Einblick in die Sámi Kultur
Die Sámi warten bereits auf mich und ihre heutigen Gäste vor den Toren von Tromsø. Über vereisten Schnee folge ich ihnen auf Spikes in ihr Lavvu. So heißt das samische Zelt, in dem in der Mitte bereits ein kleines Feuer knistert. Um die Feuerstelle herum stehen Holzbänke mit Rentierfellen. Als alle einen Platz gefunden haben, wird es schnell gemütlich. Bevor es zu den Rentieren geht, tauche ich in die faszinierende Kultur der Sámi ein. In deutsch werden sie auch Samen genannt.
Mit einer charmanten Prise Humor erläutern sie, ihre Gákti. So wird die samische Tracht bezeichnet. Sámi untereinander können zum Beispiel anhand der Beschläge am Gürtel bei den Männern erkennen, ob dieser verheiratet oder ungebunden ist. Die aufwendig gestalteten Kleidungsstücke verraten auch, aus welcher Region sie stammen. Die bunte Tracht ist nicht nur hübsch anzusehen, sondern ist auch funktionell. Welches Mädchen kennt nicht den Spruch: „Halte deine Nieren warm!“ Da ist etwas wahres dran, denn die Tracht der samischen Frauen beachtet diese Weisheit sehr. Ihre Tücher sind so gebunden, dass die Nieren immer bedeckt sind. Wenn also einer weiß wovon er spricht, dann sind es die samischen Frauen, die bei Wind und Wetter draußen mit ihren Rentieren leben.
Die Sámi sind das einzige indigene Volk innerhalb der Europäischen Union. Das Siedlungsgebiet der Sámi, erstreckt sich vor allem über Lappland im Norden von Finnland, Schweden und Norwegen bis nach Russland.

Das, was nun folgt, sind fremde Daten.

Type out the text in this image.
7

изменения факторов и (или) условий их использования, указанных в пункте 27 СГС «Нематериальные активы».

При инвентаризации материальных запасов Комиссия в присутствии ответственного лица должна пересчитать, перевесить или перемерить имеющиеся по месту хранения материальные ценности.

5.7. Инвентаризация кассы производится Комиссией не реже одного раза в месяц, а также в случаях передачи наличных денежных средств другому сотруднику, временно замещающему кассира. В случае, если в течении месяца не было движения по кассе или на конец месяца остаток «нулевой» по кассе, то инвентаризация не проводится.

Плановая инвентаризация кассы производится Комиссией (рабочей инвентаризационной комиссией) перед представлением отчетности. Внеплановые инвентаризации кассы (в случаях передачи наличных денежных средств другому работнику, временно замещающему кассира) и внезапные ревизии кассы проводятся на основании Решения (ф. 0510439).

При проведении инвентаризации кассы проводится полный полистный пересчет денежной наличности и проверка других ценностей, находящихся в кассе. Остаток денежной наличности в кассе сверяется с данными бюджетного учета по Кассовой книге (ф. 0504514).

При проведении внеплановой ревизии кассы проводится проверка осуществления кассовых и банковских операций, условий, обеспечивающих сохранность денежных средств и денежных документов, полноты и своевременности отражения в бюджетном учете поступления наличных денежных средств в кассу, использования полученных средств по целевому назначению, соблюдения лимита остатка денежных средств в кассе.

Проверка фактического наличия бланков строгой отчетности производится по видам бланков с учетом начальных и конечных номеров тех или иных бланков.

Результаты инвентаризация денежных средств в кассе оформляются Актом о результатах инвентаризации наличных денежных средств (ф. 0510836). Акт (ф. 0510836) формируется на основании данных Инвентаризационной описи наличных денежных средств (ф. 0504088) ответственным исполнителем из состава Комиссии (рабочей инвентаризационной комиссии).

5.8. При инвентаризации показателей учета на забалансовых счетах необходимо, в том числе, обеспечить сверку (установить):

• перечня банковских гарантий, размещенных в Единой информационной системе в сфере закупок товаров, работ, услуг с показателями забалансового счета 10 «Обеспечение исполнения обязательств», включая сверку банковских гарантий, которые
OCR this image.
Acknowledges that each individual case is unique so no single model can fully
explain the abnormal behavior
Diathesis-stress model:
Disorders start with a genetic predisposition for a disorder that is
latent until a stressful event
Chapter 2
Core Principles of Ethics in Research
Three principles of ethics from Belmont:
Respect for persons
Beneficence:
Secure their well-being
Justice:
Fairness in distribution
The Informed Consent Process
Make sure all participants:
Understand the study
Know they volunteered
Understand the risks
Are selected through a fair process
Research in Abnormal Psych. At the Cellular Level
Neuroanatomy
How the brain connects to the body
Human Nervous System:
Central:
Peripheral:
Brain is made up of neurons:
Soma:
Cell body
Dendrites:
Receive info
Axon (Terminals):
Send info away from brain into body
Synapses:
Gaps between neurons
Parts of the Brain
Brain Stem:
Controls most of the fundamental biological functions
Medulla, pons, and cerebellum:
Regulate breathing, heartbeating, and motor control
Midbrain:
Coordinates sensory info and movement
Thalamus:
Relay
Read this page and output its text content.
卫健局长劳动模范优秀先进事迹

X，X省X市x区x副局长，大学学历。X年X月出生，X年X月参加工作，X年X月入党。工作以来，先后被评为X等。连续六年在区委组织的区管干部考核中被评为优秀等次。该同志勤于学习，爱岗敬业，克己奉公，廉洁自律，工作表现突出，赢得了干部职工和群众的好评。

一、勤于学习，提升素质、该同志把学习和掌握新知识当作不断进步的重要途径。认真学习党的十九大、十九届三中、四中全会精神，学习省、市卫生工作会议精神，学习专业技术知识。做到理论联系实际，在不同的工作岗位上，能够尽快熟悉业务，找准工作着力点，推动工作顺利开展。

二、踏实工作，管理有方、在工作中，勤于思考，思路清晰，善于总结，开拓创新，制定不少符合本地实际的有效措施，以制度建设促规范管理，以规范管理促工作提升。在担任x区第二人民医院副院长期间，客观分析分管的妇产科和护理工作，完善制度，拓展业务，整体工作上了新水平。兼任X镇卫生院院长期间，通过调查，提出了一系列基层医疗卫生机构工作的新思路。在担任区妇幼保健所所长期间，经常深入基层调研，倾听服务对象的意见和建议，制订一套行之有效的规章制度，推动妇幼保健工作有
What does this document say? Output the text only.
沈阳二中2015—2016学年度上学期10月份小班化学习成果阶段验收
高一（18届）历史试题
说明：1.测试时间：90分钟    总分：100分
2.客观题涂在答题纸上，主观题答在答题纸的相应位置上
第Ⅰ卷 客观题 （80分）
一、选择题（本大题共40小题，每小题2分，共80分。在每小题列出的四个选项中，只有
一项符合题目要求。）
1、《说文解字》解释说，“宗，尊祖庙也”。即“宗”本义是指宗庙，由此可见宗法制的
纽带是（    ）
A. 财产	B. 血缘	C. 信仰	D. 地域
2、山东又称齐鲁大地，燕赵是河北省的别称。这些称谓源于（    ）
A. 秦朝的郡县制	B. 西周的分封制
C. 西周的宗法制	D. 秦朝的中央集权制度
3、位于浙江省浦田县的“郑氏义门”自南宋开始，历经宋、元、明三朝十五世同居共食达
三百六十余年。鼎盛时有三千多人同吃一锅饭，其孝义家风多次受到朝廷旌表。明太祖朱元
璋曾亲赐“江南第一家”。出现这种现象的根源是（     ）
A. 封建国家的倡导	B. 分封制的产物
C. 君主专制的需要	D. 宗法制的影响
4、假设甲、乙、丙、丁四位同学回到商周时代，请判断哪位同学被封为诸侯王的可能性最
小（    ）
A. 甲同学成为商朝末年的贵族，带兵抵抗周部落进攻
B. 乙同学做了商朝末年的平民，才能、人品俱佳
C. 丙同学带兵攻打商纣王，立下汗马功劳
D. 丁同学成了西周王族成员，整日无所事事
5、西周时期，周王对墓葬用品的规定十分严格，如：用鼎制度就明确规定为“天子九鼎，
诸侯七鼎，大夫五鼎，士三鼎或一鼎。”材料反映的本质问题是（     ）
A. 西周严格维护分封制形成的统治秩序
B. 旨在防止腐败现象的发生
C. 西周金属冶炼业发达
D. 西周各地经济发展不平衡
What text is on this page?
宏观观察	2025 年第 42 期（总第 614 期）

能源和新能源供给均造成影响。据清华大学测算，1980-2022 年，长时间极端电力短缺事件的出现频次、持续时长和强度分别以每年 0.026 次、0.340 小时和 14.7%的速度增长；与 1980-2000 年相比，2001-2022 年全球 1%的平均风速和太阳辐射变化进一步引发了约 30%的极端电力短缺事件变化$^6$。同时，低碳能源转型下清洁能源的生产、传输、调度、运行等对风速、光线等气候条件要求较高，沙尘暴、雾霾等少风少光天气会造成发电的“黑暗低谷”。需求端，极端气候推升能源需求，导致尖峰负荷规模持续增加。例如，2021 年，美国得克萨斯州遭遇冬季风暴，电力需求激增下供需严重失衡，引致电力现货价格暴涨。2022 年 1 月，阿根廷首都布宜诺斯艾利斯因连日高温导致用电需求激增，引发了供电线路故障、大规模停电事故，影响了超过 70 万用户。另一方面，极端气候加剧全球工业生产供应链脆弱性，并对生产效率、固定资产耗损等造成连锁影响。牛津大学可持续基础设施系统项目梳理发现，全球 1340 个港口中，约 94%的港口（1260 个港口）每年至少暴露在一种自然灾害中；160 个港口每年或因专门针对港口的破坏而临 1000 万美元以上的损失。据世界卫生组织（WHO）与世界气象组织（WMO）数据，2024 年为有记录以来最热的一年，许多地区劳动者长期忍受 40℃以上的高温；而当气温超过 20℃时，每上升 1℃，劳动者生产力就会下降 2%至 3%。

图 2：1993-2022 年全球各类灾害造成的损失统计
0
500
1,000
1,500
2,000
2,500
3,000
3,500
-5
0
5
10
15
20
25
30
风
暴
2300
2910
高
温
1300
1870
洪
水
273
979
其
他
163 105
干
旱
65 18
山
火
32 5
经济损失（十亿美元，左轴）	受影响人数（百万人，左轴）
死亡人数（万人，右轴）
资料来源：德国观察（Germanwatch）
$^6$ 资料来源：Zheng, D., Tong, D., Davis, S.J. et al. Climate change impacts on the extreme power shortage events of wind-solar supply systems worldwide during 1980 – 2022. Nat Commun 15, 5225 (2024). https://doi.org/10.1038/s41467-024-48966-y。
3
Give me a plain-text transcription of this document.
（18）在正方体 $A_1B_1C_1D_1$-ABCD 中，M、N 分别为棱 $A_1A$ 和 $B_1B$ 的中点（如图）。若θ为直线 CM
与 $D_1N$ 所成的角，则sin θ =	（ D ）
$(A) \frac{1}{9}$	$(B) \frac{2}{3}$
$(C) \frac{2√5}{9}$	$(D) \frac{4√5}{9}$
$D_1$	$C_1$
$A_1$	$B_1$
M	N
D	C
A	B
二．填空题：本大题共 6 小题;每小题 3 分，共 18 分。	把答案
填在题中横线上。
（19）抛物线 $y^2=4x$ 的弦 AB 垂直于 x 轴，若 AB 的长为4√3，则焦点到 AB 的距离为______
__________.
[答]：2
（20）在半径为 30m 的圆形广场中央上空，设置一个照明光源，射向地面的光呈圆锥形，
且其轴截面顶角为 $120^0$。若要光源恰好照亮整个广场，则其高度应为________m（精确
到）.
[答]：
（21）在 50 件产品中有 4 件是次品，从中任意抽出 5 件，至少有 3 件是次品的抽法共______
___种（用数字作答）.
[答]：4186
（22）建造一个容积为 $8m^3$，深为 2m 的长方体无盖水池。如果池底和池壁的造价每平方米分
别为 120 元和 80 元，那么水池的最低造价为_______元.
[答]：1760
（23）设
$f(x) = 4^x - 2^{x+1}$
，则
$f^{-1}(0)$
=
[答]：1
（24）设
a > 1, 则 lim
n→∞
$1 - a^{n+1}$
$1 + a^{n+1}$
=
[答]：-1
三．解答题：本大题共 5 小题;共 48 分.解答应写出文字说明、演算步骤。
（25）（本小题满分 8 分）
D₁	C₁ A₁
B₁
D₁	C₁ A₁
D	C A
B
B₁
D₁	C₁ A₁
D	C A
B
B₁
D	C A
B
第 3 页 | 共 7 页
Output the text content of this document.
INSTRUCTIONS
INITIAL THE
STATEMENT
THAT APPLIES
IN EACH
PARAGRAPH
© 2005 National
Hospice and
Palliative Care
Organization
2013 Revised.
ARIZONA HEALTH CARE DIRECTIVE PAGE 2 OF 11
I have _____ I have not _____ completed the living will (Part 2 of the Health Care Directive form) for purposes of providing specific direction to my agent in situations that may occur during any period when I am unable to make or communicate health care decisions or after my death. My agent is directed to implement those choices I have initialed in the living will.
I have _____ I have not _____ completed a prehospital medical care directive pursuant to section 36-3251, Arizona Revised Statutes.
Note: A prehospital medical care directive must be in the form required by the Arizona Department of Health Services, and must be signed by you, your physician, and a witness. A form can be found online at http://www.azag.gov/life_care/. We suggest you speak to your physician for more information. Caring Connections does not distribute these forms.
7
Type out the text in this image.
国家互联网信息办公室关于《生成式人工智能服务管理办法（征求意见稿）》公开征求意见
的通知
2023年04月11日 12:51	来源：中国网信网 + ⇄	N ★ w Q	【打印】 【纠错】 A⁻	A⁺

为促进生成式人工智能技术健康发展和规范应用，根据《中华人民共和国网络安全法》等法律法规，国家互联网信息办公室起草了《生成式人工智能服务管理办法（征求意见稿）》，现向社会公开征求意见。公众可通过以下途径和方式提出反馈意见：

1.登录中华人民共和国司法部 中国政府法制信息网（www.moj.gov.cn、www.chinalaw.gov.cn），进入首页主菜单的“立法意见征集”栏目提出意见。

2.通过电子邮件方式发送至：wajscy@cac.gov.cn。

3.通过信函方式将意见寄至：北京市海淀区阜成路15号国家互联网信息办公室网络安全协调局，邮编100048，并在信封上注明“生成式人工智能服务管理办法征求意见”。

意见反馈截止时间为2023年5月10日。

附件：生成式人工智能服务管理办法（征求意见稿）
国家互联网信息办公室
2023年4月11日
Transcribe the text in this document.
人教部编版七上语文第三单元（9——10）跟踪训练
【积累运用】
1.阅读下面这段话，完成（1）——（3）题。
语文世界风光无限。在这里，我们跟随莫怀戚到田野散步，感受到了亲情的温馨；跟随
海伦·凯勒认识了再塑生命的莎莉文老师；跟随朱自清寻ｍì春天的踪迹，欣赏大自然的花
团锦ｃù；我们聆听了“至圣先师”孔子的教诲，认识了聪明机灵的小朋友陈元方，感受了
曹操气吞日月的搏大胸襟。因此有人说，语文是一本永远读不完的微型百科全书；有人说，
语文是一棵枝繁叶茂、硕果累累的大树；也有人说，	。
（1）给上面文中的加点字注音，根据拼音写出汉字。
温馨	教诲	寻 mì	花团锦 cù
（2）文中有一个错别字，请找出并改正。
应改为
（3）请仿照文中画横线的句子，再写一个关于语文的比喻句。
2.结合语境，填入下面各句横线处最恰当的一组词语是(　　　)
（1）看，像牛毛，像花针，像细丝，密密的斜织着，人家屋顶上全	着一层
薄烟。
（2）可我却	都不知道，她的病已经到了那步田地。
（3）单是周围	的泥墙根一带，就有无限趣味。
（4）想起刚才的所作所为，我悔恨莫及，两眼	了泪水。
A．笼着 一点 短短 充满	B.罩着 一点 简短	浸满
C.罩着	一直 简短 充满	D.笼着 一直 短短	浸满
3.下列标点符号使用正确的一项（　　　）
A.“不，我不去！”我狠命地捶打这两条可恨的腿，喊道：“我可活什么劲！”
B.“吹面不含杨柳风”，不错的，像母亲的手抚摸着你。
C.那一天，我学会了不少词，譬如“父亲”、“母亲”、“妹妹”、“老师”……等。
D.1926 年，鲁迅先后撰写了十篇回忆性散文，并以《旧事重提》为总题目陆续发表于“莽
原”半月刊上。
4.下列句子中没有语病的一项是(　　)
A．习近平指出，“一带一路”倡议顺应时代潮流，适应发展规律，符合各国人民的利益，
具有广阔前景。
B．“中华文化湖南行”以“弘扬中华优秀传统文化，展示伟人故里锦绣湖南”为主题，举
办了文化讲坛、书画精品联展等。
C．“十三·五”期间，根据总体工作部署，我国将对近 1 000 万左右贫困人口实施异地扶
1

Obwohl die Sámi ihre eigene Sprache sprechen, kann es bei der Kommunikation untereinander etwas schwierig werden. Einige Vokabeln haben in anderen Verbreitungsgebieten eine komplett andere Bedeutung. Was ich faszinierend finde, Sie verfügen über 200 verschiedene Wörter für Schnee und für Rentierverhalten.
6. Februar der Nationalfeiertag der Sámi
Der Feiertag erinnert an den 6. Februar 1917. An diesem Tag fand in Trondheim der erste länderübergreifende samische Kongress statt. Seit 1993 feiern ca. 70.000 Sámi in Norwegen, Schweden, Finnland und Russland. Mit 40.000 leben die meisten Sámi in Norwegen. Seit dem 15. August 1986 haben die Sámi eine offizielle Flagge. Die Flagge ist siedlungs- und länderübergreifend.
Wie es der Zufall will, besuchte ich die Sámi genau an ihrem Nationalfeiertag. Zur Feier des Tages gab es Kuchen nach dem deftigen Rentier-Eintopf Bidos. In Norwegen selbst, ist an dem Tag kein frei. Es ist ein normaler Werktag. Aber die Sámi tragen an dem Tag stolz ihre Tracht auf der Arbeit. Das ist mir an dem Tag auch in Tromsø aufgefallen. Auf den Straßen begegneten mir viele in samischer Tracht.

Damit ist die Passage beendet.